Area under MCP curve: 0.6429

Multiple MCP curves

More plots can be drawn on the same figure to make comparison between curves easier. Example below presents curves calculated for different ways of obtaining class probabilities.

[8]:

X, y = load_iris(return_X_y=True)
algorithms = {'LogisticRegression': LogisticRegression(solver='liblinear'),
             'RandomForestClassifier': RandomForestClassifier(random_state=42),
             'GradientBoostingClassifier': GradientBoostingClassifier(),
             'SVC': SVC(probability=True),}

scores = {}
for key in algorithms:
    algorithms[key].fit(X, y)
    score = algorithms[key].predict_proba(X)
    scores[key] = score
    area = mcp_score(y, score)
    print('Area under MCP curve for {}: {:.4f}'.format(key, area))

plot_mcp_curve(y, scores)

Area under MCP curve for LogisticRegression: 0.6429
Area under MCP curve for RandomForestClassifier: 0.9549
Area under MCP curve for GradientBoostingClassifier: 0.9927
Area under MCP curve for SVC: 0.8463

../../_images/rst_tutorials_example_usage_7_1.png

IMCP curve

It is also possible to take into account disproportion of class distribution amongst given dataset. In such case, the width of bar for each sample is scaled. Class which covers less samples in the dataset will have wider bars.
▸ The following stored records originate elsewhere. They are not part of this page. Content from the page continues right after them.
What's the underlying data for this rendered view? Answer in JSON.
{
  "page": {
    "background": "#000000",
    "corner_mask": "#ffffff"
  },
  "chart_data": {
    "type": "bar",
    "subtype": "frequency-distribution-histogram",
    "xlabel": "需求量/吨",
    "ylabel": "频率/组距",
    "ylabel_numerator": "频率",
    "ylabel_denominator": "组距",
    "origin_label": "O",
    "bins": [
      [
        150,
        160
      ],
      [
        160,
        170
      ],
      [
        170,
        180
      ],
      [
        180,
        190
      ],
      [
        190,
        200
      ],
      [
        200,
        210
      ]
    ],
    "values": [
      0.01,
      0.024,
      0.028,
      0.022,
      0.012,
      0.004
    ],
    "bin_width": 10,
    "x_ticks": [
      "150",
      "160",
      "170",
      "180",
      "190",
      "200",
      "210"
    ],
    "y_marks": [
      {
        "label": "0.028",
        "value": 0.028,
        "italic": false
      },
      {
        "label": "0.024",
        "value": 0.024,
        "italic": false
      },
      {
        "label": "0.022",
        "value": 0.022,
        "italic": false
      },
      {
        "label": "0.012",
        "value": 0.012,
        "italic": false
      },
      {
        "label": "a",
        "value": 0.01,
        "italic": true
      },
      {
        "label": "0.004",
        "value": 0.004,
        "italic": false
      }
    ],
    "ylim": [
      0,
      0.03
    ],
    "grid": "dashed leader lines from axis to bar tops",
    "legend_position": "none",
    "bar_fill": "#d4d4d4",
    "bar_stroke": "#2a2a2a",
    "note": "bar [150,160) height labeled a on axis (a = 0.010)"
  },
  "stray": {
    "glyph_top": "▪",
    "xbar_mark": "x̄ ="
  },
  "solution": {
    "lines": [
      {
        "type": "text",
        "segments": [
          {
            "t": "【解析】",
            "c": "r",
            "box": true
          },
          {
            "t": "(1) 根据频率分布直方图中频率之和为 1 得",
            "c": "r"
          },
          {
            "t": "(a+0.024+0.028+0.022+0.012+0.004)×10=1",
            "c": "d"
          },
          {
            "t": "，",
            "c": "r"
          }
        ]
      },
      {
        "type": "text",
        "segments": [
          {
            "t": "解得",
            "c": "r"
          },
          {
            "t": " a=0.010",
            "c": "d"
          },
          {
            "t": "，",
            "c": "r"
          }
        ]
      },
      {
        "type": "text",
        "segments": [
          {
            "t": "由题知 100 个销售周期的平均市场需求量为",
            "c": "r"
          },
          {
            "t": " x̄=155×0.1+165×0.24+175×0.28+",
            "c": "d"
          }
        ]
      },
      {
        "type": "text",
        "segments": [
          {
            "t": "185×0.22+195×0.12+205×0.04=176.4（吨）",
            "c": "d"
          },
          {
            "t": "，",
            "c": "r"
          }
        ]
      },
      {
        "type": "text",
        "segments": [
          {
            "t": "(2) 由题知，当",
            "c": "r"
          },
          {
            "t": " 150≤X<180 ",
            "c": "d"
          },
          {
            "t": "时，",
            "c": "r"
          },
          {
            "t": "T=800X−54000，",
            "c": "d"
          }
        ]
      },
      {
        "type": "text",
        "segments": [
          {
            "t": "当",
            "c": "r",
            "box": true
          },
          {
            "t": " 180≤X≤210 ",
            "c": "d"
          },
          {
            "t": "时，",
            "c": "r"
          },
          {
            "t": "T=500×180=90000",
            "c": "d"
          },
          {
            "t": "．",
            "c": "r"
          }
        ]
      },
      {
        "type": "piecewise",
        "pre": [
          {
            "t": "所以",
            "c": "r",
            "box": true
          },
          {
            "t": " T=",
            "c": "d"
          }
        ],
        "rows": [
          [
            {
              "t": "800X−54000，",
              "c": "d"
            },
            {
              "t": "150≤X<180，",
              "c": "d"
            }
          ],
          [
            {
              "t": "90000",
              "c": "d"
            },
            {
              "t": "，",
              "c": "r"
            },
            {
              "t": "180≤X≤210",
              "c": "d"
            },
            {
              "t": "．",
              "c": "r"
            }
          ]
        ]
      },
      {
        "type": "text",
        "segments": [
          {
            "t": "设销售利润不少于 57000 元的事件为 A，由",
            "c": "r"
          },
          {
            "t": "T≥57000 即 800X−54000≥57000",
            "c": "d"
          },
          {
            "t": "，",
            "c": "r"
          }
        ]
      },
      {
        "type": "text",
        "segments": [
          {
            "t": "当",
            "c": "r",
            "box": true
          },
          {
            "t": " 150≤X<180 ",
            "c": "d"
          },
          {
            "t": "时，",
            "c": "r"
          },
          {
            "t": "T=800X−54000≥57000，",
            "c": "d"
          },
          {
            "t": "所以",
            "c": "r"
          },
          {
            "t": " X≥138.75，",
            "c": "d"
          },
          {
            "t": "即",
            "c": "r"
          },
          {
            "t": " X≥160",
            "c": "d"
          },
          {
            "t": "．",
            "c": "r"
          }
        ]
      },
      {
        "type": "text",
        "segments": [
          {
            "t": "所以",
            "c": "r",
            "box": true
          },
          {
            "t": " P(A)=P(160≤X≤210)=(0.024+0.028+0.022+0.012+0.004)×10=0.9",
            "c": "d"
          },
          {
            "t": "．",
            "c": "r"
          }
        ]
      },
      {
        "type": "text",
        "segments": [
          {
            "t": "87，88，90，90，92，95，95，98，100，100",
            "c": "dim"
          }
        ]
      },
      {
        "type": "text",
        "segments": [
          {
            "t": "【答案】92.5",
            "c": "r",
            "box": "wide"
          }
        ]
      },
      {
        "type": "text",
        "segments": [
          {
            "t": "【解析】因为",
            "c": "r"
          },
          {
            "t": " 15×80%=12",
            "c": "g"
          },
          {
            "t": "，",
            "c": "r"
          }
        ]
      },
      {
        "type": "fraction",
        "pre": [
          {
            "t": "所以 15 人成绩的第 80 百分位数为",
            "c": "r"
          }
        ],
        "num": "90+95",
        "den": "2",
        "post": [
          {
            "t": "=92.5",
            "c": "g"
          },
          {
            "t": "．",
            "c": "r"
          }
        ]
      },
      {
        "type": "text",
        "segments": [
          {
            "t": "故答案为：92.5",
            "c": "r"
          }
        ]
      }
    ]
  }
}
There have been implemented analogous methods for all mcp methods - imcp_curve, imcp_score and plot_imcp_curve.

Also, in case that user wants to plot, for example, regular curve and imbalanced curve on the same plot, the plot_curve method has been developed. It allows user to plot any number of curves given as arguments in the same style as plot_mcp_curve and plot_imcp_curve. It is also possible to save figure plot with that method after user has specified output figure path.

[9]:

df = pd.read_csv('../../../../tests/test_imbalanced_class_probs.csv')

y_true = df["y_true"]
y_score = df.drop(["y_true"], axis=1)

plot_imcp_curve(y_true, y_score, abs_tolerance=0.0000001)

area = imcp_score(y_true, y_score, abs_tolerance=0.0000001)
print("Area under IMCP curve: {:.4f}".format(area))

../../_images/rst_tutorials_example_usage_10_0.png

Area under IMCP curve: 0.7940

Plotting regular MCP and IMCP on the same figure

[10]:

mcp_x, mcp_y = mcp_curve(y_true, y_score, abs_tolerance=0.0000001)
imcp_x, imcp_y = imcp_curve(y_true, y_score, abs_tolerance=0.0000001)

plot_curve([mcp_x, imcp_x], [mcp_y, imcp_y], label=["MCP curve", "IMCP curve"])

../../_images/rst_tutorials_example_usage_12_0.png